Il Castello di Sartirana

Il Castello di Sartirana, tra le risaie della pianura lombarda, in provincia di Pavia, sul confine con il Piemonte, tra i fiumi Po, Ticino e Sesia, è sede dal 1980 delle collezioni del Centro Studi della Lomellina. Dal 1993 sede della Fondazione Sartirana Arte.
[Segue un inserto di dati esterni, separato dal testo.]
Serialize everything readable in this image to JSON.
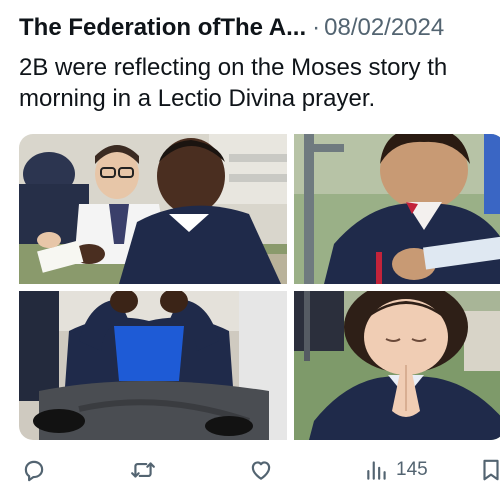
{
  "post": {
    "author": "The Federation ofThe A...",
    "separator": "·",
    "date": "08/02/2024",
    "text_lines": [
      "2B were reflecting on the Moses story th",
      "morning in a Lectio Divina prayer."
    ]
  },
  "actions": {
    "reply_icon": "reply-icon",
    "retweet_icon": "retweet-icon",
    "like_icon": "heart-icon",
    "views_icon": "views-icon",
    "views_count": "145",
    "bookmark_icon": "bookmark-icon",
    "icon_color": "#536471"
  },
  "colors": {
    "text": "#0f1419",
    "muted": "#536471",
    "uniform_navy": "#1f2a4a",
    "uniform_blue": "#1e5bd6"
  }
}
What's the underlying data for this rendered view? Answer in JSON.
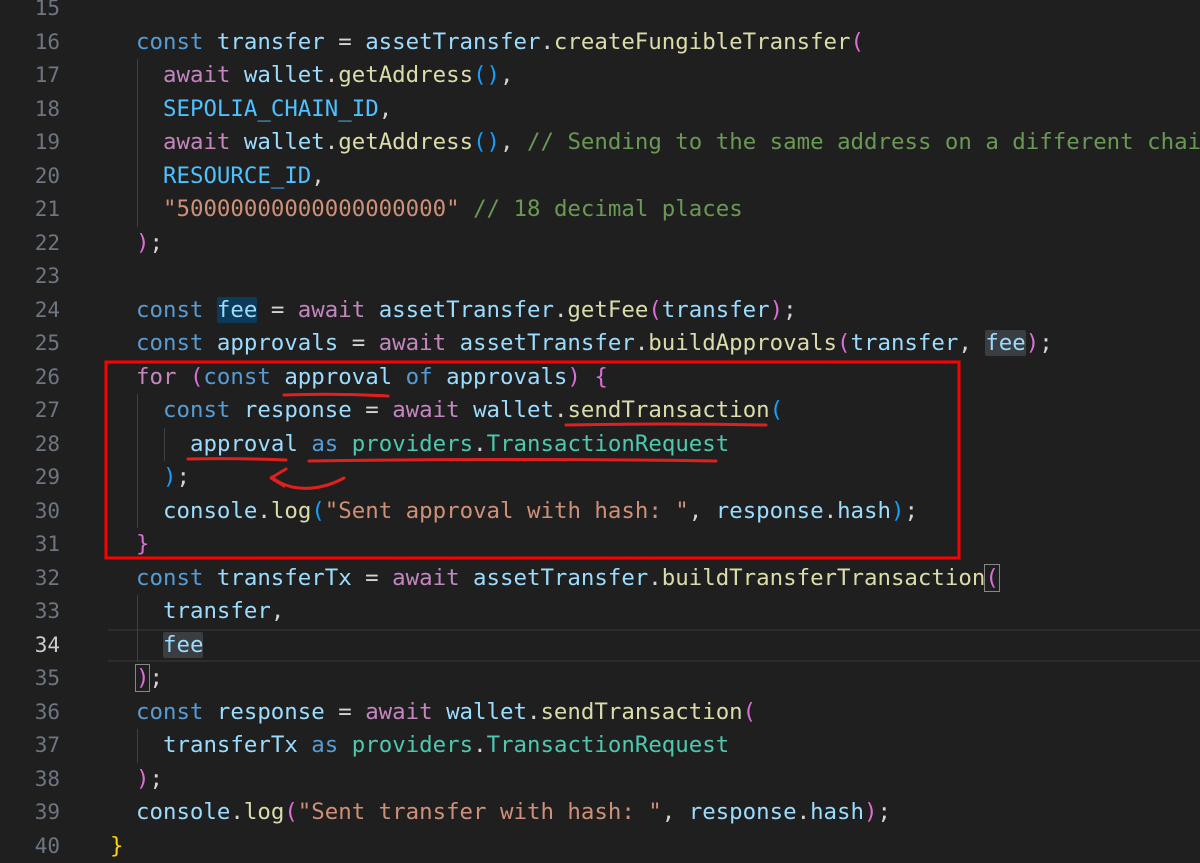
{
  "editor": {
    "current_line": 34,
    "lines": [
      {
        "n": "15",
        "indent": 0,
        "tokens": []
      },
      {
        "n": "16",
        "indent": 1,
        "tokens": [
          [
            "k",
            "const"
          ],
          [
            "p",
            " "
          ],
          [
            "v",
            "transfer"
          ],
          [
            "p",
            " = "
          ],
          [
            "v",
            "assetTransfer"
          ],
          [
            "p",
            "."
          ],
          [
            "f",
            "createFungibleTransfer"
          ],
          [
            "b1",
            "("
          ]
        ]
      },
      {
        "n": "17",
        "indent": 2,
        "tokens": [
          [
            "c",
            "await"
          ],
          [
            "p",
            " "
          ],
          [
            "v",
            "wallet"
          ],
          [
            "p",
            "."
          ],
          [
            "f",
            "getAddress"
          ],
          [
            "b2",
            "()"
          ],
          [
            "p",
            ","
          ]
        ]
      },
      {
        "n": "18",
        "indent": 2,
        "tokens": [
          [
            "con",
            "SEPOLIA_CHAIN_ID"
          ],
          [
            "p",
            ","
          ]
        ]
      },
      {
        "n": "19",
        "indent": 2,
        "tokens": [
          [
            "c",
            "await"
          ],
          [
            "p",
            " "
          ],
          [
            "v",
            "wallet"
          ],
          [
            "p",
            "."
          ],
          [
            "f",
            "getAddress"
          ],
          [
            "b2",
            "()"
          ],
          [
            "p",
            ", "
          ],
          [
            "cm",
            "// Sending to the same address on a different chain"
          ]
        ]
      },
      {
        "n": "20",
        "indent": 2,
        "tokens": [
          [
            "con",
            "RESOURCE_ID"
          ],
          [
            "p",
            ","
          ]
        ]
      },
      {
        "n": "21",
        "indent": 2,
        "tokens": [
          [
            "s",
            "\"50000000000000000000\""
          ],
          [
            "p",
            " "
          ],
          [
            "cm",
            "// 18 decimal places"
          ]
        ]
      },
      {
        "n": "22",
        "indent": 1,
        "tokens": [
          [
            "b1",
            ")"
          ],
          [
            "p",
            ";"
          ]
        ]
      },
      {
        "n": "23",
        "indent": 0,
        "tokens": []
      },
      {
        "n": "24",
        "indent": 1,
        "tokens": [
          [
            "k",
            "const"
          ],
          [
            "p",
            " "
          ],
          [
            "v hl",
            "fee"
          ],
          [
            "p",
            " = "
          ],
          [
            "c",
            "await"
          ],
          [
            "p",
            " "
          ],
          [
            "v",
            "assetTransfer"
          ],
          [
            "p",
            "."
          ],
          [
            "f",
            "getFee"
          ],
          [
            "b1",
            "("
          ],
          [
            "v",
            "transfer"
          ],
          [
            "b1",
            ")"
          ],
          [
            "p",
            ";"
          ]
        ]
      },
      {
        "n": "25",
        "indent": 1,
        "tokens": [
          [
            "k",
            "const"
          ],
          [
            "p",
            " "
          ],
          [
            "v",
            "approvals"
          ],
          [
            "p",
            " = "
          ],
          [
            "c",
            "await"
          ],
          [
            "p",
            " "
          ],
          [
            "v",
            "assetTransfer"
          ],
          [
            "p",
            "."
          ],
          [
            "f",
            "buildApprovals"
          ],
          [
            "b1",
            "("
          ],
          [
            "v",
            "transfer"
          ],
          [
            "p",
            ", "
          ],
          [
            "v hl2",
            "fee"
          ],
          [
            "b1",
            ")"
          ],
          [
            "p",
            ";"
          ]
        ]
      },
      {
        "n": "26",
        "indent": 1,
        "tokens": [
          [
            "c",
            "for"
          ],
          [
            "p",
            " "
          ],
          [
            "b1",
            "("
          ],
          [
            "k",
            "const"
          ],
          [
            "p",
            " "
          ],
          [
            "v",
            "approval"
          ],
          [
            "p",
            " "
          ],
          [
            "k",
            "of"
          ],
          [
            "p",
            " "
          ],
          [
            "v",
            "approvals"
          ],
          [
            "b1",
            ")"
          ],
          [
            "p",
            " "
          ],
          [
            "b1",
            "{"
          ]
        ]
      },
      {
        "n": "27",
        "indent": 2,
        "tokens": [
          [
            "k",
            "const"
          ],
          [
            "p",
            " "
          ],
          [
            "v",
            "response"
          ],
          [
            "p",
            " = "
          ],
          [
            "c",
            "await"
          ],
          [
            "p",
            " "
          ],
          [
            "v",
            "wallet"
          ],
          [
            "p",
            "."
          ],
          [
            "f",
            "sendTransaction"
          ],
          [
            "b2",
            "("
          ]
        ]
      },
      {
        "n": "28",
        "indent": 3,
        "tokens": [
          [
            "v",
            "approval"
          ],
          [
            "p",
            " "
          ],
          [
            "k",
            "as"
          ],
          [
            "p",
            " "
          ],
          [
            "t",
            "providers"
          ],
          [
            "p",
            "."
          ],
          [
            "t",
            "TransactionRequest"
          ]
        ]
      },
      {
        "n": "29",
        "indent": 2,
        "tokens": [
          [
            "b2",
            ")"
          ],
          [
            "p",
            ";"
          ]
        ]
      },
      {
        "n": "30",
        "indent": 2,
        "tokens": [
          [
            "v",
            "console"
          ],
          [
            "p",
            "."
          ],
          [
            "f",
            "log"
          ],
          [
            "b2",
            "("
          ],
          [
            "s",
            "\"Sent approval with hash: \""
          ],
          [
            "p",
            ", "
          ],
          [
            "v",
            "response"
          ],
          [
            "p",
            "."
          ],
          [
            "v",
            "hash"
          ],
          [
            "b2",
            ")"
          ],
          [
            "p",
            ";"
          ]
        ]
      },
      {
        "n": "31",
        "indent": 1,
        "tokens": [
          [
            "b1",
            "}"
          ]
        ]
      },
      {
        "n": "32",
        "indent": 1,
        "tokens": [
          [
            "k",
            "const"
          ],
          [
            "p",
            " "
          ],
          [
            "v",
            "transferTx"
          ],
          [
            "p",
            " = "
          ],
          [
            "c",
            "await"
          ],
          [
            "p",
            " "
          ],
          [
            "v",
            "assetTransfer"
          ],
          [
            "p",
            "."
          ],
          [
            "f",
            "buildTransferTransaction"
          ],
          [
            "b1 bm",
            "("
          ]
        ]
      },
      {
        "n": "33",
        "indent": 2,
        "tokens": [
          [
            "v",
            "transfer"
          ],
          [
            "p",
            ","
          ]
        ]
      },
      {
        "n": "34",
        "indent": 2,
        "tokens": [
          [
            "v hl2",
            "fee"
          ]
        ]
      },
      {
        "n": "35",
        "indent": 1,
        "tokens": [
          [
            "b1 bm",
            ")"
          ],
          [
            "p",
            ";"
          ]
        ]
      },
      {
        "n": "36",
        "indent": 1,
        "tokens": [
          [
            "k",
            "const"
          ],
          [
            "p",
            " "
          ],
          [
            "v",
            "response"
          ],
          [
            "p",
            " = "
          ],
          [
            "c",
            "await"
          ],
          [
            "p",
            " "
          ],
          [
            "v",
            "wallet"
          ],
          [
            "p",
            "."
          ],
          [
            "f",
            "sendTransaction"
          ],
          [
            "b1",
            "("
          ]
        ]
      },
      {
        "n": "37",
        "indent": 2,
        "tokens": [
          [
            "v",
            "transferTx"
          ],
          [
            "p",
            " "
          ],
          [
            "k",
            "as"
          ],
          [
            "p",
            " "
          ],
          [
            "t",
            "providers"
          ],
          [
            "p",
            "."
          ],
          [
            "t",
            "TransactionRequest"
          ]
        ]
      },
      {
        "n": "38",
        "indent": 1,
        "tokens": [
          [
            "b1",
            ")"
          ],
          [
            "p",
            ";"
          ]
        ]
      },
      {
        "n": "39",
        "indent": 1,
        "tokens": [
          [
            "v",
            "console"
          ],
          [
            "p",
            "."
          ],
          [
            "f",
            "log"
          ],
          [
            "b1",
            "("
          ],
          [
            "s",
            "\"Sent transfer with hash: \""
          ],
          [
            "p",
            ", "
          ],
          [
            "v",
            "response"
          ],
          [
            "p",
            "."
          ],
          [
            "v",
            "hash"
          ],
          [
            "b1",
            ")"
          ],
          [
            "p",
            ";"
          ]
        ]
      },
      {
        "n": "40",
        "indent": 0,
        "tokens": [
          [
            "b0",
            "}"
          ]
        ]
      }
    ]
  },
  "annotation": {
    "box_color": "#ff0000",
    "underline_color": "#e0201e"
  }
}
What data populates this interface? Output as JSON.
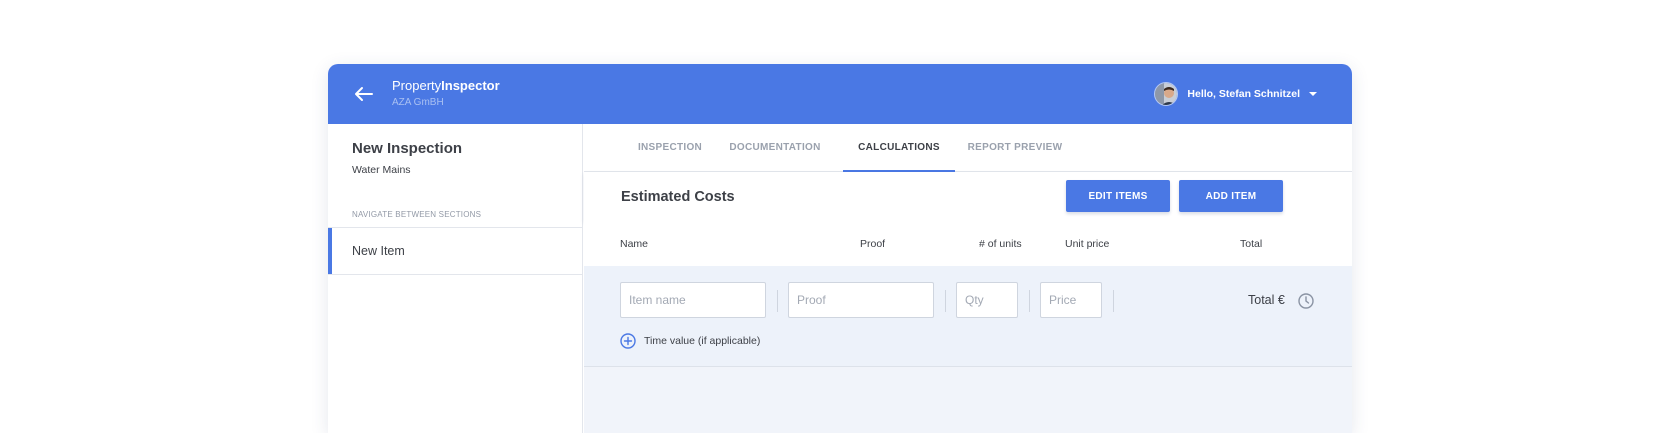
{
  "header": {
    "brand_regular": "Property",
    "brand_bold": "Inspector",
    "company": "AZA GmBH",
    "user_greeting": "Hello, Stefan Schnitzel",
    "back_icon": "arrow-left-icon",
    "caret_icon": "caret-down-icon",
    "accent_color": "#4a78e4"
  },
  "sidebar": {
    "title": "New Inspection",
    "subtitle": "Water Mains",
    "nav_caption": "NAVIGATE BETWEEN SECTIONS",
    "items": [
      {
        "label": "New Item",
        "active": true
      }
    ]
  },
  "tabs": [
    {
      "label": "INSPECTION",
      "active": false
    },
    {
      "label": "DOCUMENTATION",
      "active": false
    },
    {
      "label": "CALCULATIONS",
      "active": true
    },
    {
      "label": "REPORT PREVIEW",
      "active": false
    }
  ],
  "costs": {
    "title": "Estimated Costs",
    "edit_button": "EDIT ITEMS",
    "add_button": "ADD ITEM"
  },
  "table": {
    "columns": [
      "Name",
      "Proof",
      "# of units",
      "Unit price",
      "Total"
    ],
    "row": {
      "name_placeholder": "Item name",
      "name_value": "",
      "proof_placeholder": "Proof",
      "proof_value": "",
      "qty_placeholder": "Qty",
      "qty_value": "",
      "price_placeholder": "Price",
      "price_value": "",
      "total_label": "Total €",
      "time_toggle_label": "Time value (if applicable)",
      "time_toggle_icon": "plus-circle-icon",
      "clock_icon": "clock-icon"
    }
  }
}
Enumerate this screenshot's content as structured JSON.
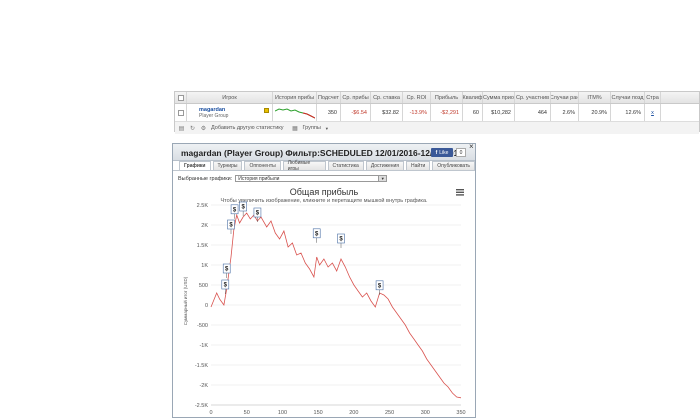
{
  "table": {
    "headers": [
      "",
      "Игрок",
      "История прибы",
      "Подсчет",
      "Ср. прибы",
      "Ср. ставка",
      "Ср. ROI",
      "Прибыль",
      "Квалиф",
      "Сумма прио",
      "Ср. участнив",
      "Случаи ран",
      "ITM%",
      "Случаи позд",
      "Стра"
    ],
    "row": {
      "player_name": "magardan",
      "player_group": "Player Group",
      "count": "350",
      "avg_profit": "-$6.54",
      "avg_stake": "$32.82",
      "avg_roi": "-13.9%",
      "profit": "-$2,291",
      "qualif": "60",
      "prize_sum": "$10,282",
      "avg_entrants": "464",
      "early": "2.6%",
      "itm": "20.9%",
      "late": "12.6%",
      "link": "x"
    },
    "toolbar": {
      "add_stat": "Добавить другую статистику",
      "groups": "Группы"
    }
  },
  "dialog": {
    "title": "magardan (Player Group) Фильтр:SCHEDULED 12/01/2016-12/20/2016",
    "fb_label": "Like",
    "fb_count": "0",
    "close": "×",
    "tabs": [
      "Графики",
      "Турниры",
      "Оппоненты",
      "Любимые игры",
      "Статистика",
      "Достижения",
      "Найти",
      "Опубликовать"
    ],
    "select_label": "Выбранные графики:",
    "select_value": "История прибыли"
  },
  "chart_data": {
    "type": "line",
    "title": "Общая прибыль",
    "subtitle": "Чтобы увеличить изображение, кликните и перетащите мышкой внутрь графика.",
    "ylabel": "Суммарный итог (USD)",
    "xlabel": "",
    "xlim": [
      0,
      350
    ],
    "ylim": [
      -2500,
      2500
    ],
    "x_ticks": [
      "0",
      "50",
      "100",
      "150",
      "200",
      "250",
      "300",
      "350"
    ],
    "y_ticks": [
      "2.5K",
      "2K",
      "1.5K",
      "1K",
      "500",
      "0",
      "-500",
      "-1K",
      "-1.5K",
      "-2K",
      "-2.5K"
    ],
    "color": "#d9534f",
    "series": [
      {
        "values": [
          [
            0,
            -50
          ],
          [
            8,
            300
          ],
          [
            12,
            150
          ],
          [
            18,
            0
          ],
          [
            22,
            400
          ],
          [
            28,
            1200
          ],
          [
            32,
            1900
          ],
          [
            36,
            2250
          ],
          [
            40,
            2050
          ],
          [
            45,
            2200
          ],
          [
            50,
            2300
          ],
          [
            55,
            2150
          ],
          [
            60,
            2250
          ],
          [
            65,
            2100
          ],
          [
            70,
            2200
          ],
          [
            78,
            1950
          ],
          [
            84,
            2100
          ],
          [
            90,
            1800
          ],
          [
            96,
            1650
          ],
          [
            102,
            1850
          ],
          [
            108,
            1450
          ],
          [
            114,
            1550
          ],
          [
            120,
            1250
          ],
          [
            126,
            1300
          ],
          [
            132,
            1050
          ],
          [
            138,
            900
          ],
          [
            144,
            700
          ],
          [
            148,
            1200
          ],
          [
            152,
            1000
          ],
          [
            158,
            1150
          ],
          [
            164,
            950
          ],
          [
            170,
            1050
          ],
          [
            176,
            850
          ],
          [
            182,
            1150
          ],
          [
            188,
            950
          ],
          [
            194,
            700
          ],
          [
            200,
            500
          ],
          [
            206,
            350
          ],
          [
            212,
            200
          ],
          [
            218,
            300
          ],
          [
            224,
            100
          ],
          [
            230,
            -50
          ],
          [
            236,
            300
          ],
          [
            242,
            250
          ],
          [
            248,
            150
          ],
          [
            254,
            -50
          ],
          [
            260,
            -200
          ],
          [
            266,
            -350
          ],
          [
            272,
            -500
          ],
          [
            278,
            -700
          ],
          [
            284,
            -850
          ],
          [
            290,
            -1000
          ],
          [
            296,
            -1150
          ],
          [
            302,
            -1350
          ],
          [
            308,
            -1500
          ],
          [
            314,
            -1650
          ],
          [
            320,
            -1800
          ],
          [
            326,
            -1950
          ],
          [
            332,
            -2050
          ],
          [
            338,
            -2200
          ],
          [
            344,
            -2300
          ],
          [
            350,
            -2320
          ]
        ]
      }
    ],
    "markers": [
      {
        "x": 20,
        "y": 400,
        "label": "$"
      },
      {
        "x": 22,
        "y": 800,
        "label": "$"
      },
      {
        "x": 28,
        "y": 1900,
        "label": "$"
      },
      {
        "x": 33,
        "y": 2280,
        "label": "$"
      },
      {
        "x": 45,
        "y": 2350,
        "label": "$"
      },
      {
        "x": 65,
        "y": 2200,
        "label": "$"
      },
      {
        "x": 148,
        "y": 1680,
        "label": "$"
      },
      {
        "x": 182,
        "y": 1550,
        "label": "$"
      },
      {
        "x": 236,
        "y": 380,
        "label": "$"
      }
    ]
  }
}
L’edificio, databile all’ultimo quarto del XIV secolo, fece parte dell’incastellamento dei confini del Ducato Milanese dei Visconti e poi degli Sforza. Notevole la possente torre cilindrica, opera dell’architetto Ridolfo Fioravanti (1464-1466) che ne seguì progetto e costruzione prima di essere inviato a Mosca, alla corte dello Zar Ivan II il Grande, per il quale costruì la Cattedrale della Novostni ed il Palazzo del Cremlino, ultimato da suo figlio e da una schiera di altri architetti lombardi.
Con la fine del ducato milanese (1525 – battaglia di Pavia) il Castello di Sartirana diviene feudo del Segretario di Stato dell’Imperatore Carlo V, il Cardinale Mercurino Arborio Gattinara, i cui discendenti vissero nel maniero sino al1934. L’ultima Duchessa di Sartirana, Margherita, rese erede di tutti i possedimenti famigliari il Duca Amedeo d’Aosta.

Il Castello ospita nelle sale del piano terreno e del piano nobile, a rotazione, collezioni di pittura, scultura, grafica, fotografia, ceramica, moda (femminile e maschile), argenti domestici, gioielli d’artista e vetri di Murano.
Collezioni offerte al Ministero degli Affari Esteri per mostre in musei del mondo intero.